Today’s “useful tool of the day” comes to us thanks to the openssl command line tool from openssl. It was probably well known to all, but I just found out about it today.
From the openssl man page:
s_client This implements a generic SSL/TLS client which can establish
a transparent connection to a remote server speaking SSL/TLS.
It's intended for testing purposes only and provides only
rudimentary interface functionality but internally uses
mostly all functionality of the OpenSSL ssl library.
Here’s an example:
Port 465 is reserved for SMTP over SSL. I have that turned on for my mail server as that’s a useful port to have open for mail clients that can’t do a STARTTLS for port 25 (and/or for 587/submission.) How do I make sure that my smtps is configured property and sharing the right services?
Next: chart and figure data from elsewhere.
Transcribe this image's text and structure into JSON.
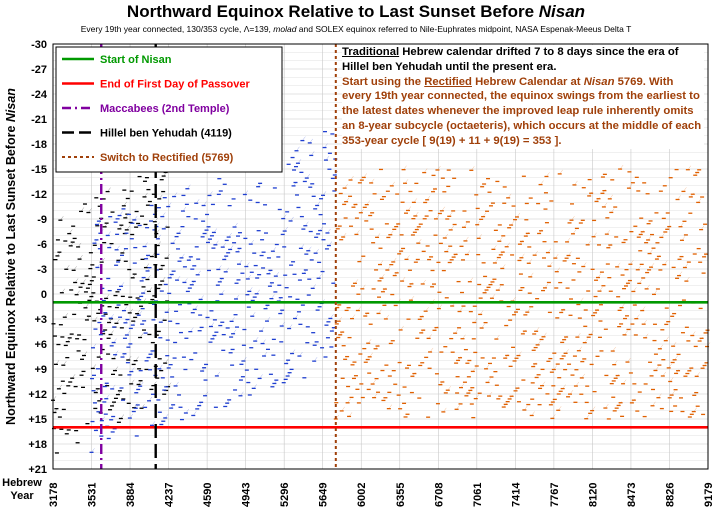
{
  "chart_data": {
    "type": "scatter",
    "title": "Northward Equinox Relative to Last Sunset Before Nisan",
    "subtitle": "Every 19th year connected, 130/353 cycle, Λ=139, molad and SOLEX equinox referred to Nile-Euphrates midpoint, NASA Espenak-Meeus Delta T",
    "ylabel": "Northward Equinox Relative to Last Sunset Before Nisan",
    "xlabel": "Hebrew Year",
    "y_ticks": [
      "-30",
      "-27",
      "-24",
      "-21",
      "-18",
      "-15",
      "-12",
      "-9",
      "-6",
      "-3",
      "0",
      "+3",
      "+6",
      "+9",
      "+12",
      "+15",
      "+18",
      "+21"
    ],
    "x_ticks": [
      "3178",
      "3531",
      "3884",
      "4237",
      "4590",
      "4943",
      "5296",
      "5649",
      "6002",
      "6355",
      "6708",
      "7061",
      "7414",
      "7767",
      "8120",
      "8473",
      "8826",
      "9179"
    ],
    "xlim": [
      3178,
      9179
    ],
    "ylim": [
      -30,
      21
    ],
    "y_inverted": true,
    "grid": true,
    "series": [
      {
        "name": "Start of Nisan",
        "kind": "hline",
        "y": 1,
        "color": "#009900"
      },
      {
        "name": "End of First Day of Passover",
        "kind": "hline",
        "y": 16,
        "color": "#ff0000"
      },
      {
        "name": "Maccabees (2nd Temple)",
        "kind": "vline",
        "x": 3620,
        "color": "#8000a0"
      },
      {
        "name": "Hillel ben Yehudah (4119)",
        "kind": "vline",
        "x": 4119,
        "color": "#000000"
      },
      {
        "name": "Switch to Rectified (5769)",
        "kind": "vline",
        "x": 5769,
        "color": "#a0400a"
      },
      {
        "name": "Traditional calendar (black)",
        "kind": "scatter",
        "x_range": [
          3178,
          4237
        ],
        "y_trend_start": [
          -9,
          20
        ],
        "y_trend_end": [
          -16,
          12
        ],
        "color": "#000000"
      },
      {
        "name": "Traditional calendar (blue)",
        "kind": "scatter",
        "x_range": [
          3531,
          5769
        ],
        "y_trend_start": [
          -9,
          19
        ],
        "y_trend_end": [
          -20,
          9
        ],
        "color": "#1f3fd0"
      },
      {
        "name": "Rectified calendar (orange)",
        "kind": "scatter",
        "x_range": [
          5769,
          9179
        ],
        "y_range": [
          -15,
          15
        ],
        "color": "#e06000"
      }
    ],
    "legend": {
      "placement": "top-left",
      "entries": [
        {
          "label": "Start of Nisan",
          "color": "#009900",
          "style": "solid"
        },
        {
          "label": "End of First Day of Passover",
          "color": "#ff0000",
          "style": "solid"
        },
        {
          "label": "Maccabees (2nd Temple)",
          "color": "#8000a0",
          "style": "dashdot"
        },
        {
          "label": "Hillel ben Yehudah (4119)",
          "color": "#000000",
          "style": "longdash"
        },
        {
          "label": "Switch to Rectified (5769)",
          "color": "#a0400a",
          "style": "dotted"
        }
      ]
    }
  },
  "notes": {
    "line1_pre": "Traditional",
    "line1_post": " Hebrew calendar drifted 7 to 8 days since the era of Hillel ben Yehudah until the present era.",
    "line2_pre": "Start using the ",
    "line2_under": "Rectified",
    "line2_mid": " Hebrew Calendar at ",
    "line2_ital": "Nisan",
    "line2_post": " 5769. With every 19th year connected, the equinox swings from the earliest to the latest dates whenever the improved leap rule inherently omits an 8-year subcycle (octaeteris), which occurs at the middle of each 353-year cycle [ 9(19) + 11 + 9(19) = 353 ]."
  },
  "x_axis_name_line1": "Hebrew",
  "x_axis_name_line2": "Year"
}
I would do something like this (my command line is in bold):
# openssl s_client -host my.mailhost.example -port 465
CONNECTED(00000003)
depth=0 /C=US/ST=IL/L=Boogietown/O=mailhost.example/OU=mail/CN=my.mailhost.example/emailAddress=admin@mailhost.example
verify error:num=18:self signed certificate
verify return:1
depth=0 /C=US/ST=IL/L=Boogietown/O=mailhost.example/OU=mail/CN=my.mailhost.example/emailAddress=admin@mailhost.example
verify return:1
---
Certificate chain
0 s:/C=US/ST=IL/L=Boogietown/O=mailhost.example/OU=mail/CN=my.mailhost.example/emailAddress=admin@mailhost.example
i:/C=US/ST=IL/L=Boogietown/O=mailhost.example/OU=mail/CN=my.mailhost.example/emailAddress=admin@mailhost.example
---
Server certificate
-----BEGIN CERTIFICATE-----
<certificate spew snipped>
-----END CERTIFICATE-----
subject=/C=US/ST=IL/L=Boogietown/O=mailhost.example/OU=mail/CN=my.mailhost.example/emailAddress=admin@mailhost.example
issuer=/C=US/ST=IL/L=Boogietown/O=mailhost.example/OU=mail/CN=my.mailhost.example/emailAddress=admin@mailhost.example
---
No client certificate CA names sent
---
SSL handshake has read 1247 bytes and written 332 bytes
---
New, TLSv1/SSLv3, Cipher is EDH-RSA-DES-CBC3-SHA
Server public key is 1024 bit
SSL-Session:
Protocol : TLSv1
Cipher : EDH-RSA-DES-CBC3-SHA
Session-ID: <snipped>
Session-ID-ctx:
Master-Key: <snipped>
Key-Arg : None
Krb5 Principal: None
Start Time: 1086191863
Timeout : 300 (sec)
Verify return code: 18 (self signed certificate)
---
220 my.mailhost.example ESMTP Postfix
EHLO mailhost.example
250-my.mailhost.example
250-PIPELINING
250-SIZE 10240000
250-VRFY
250-ETRN
250-AUTH PLAIN LOGIN
250-AUTH=PLAIN LOGIN
250 8BITMIME
quit
221 Bye
read:errno=0
a very timely blog entry, as I am setting up the new rsiegler.org server to use Apache 2 with SSL & Postfix with TLS/SSL. thanks!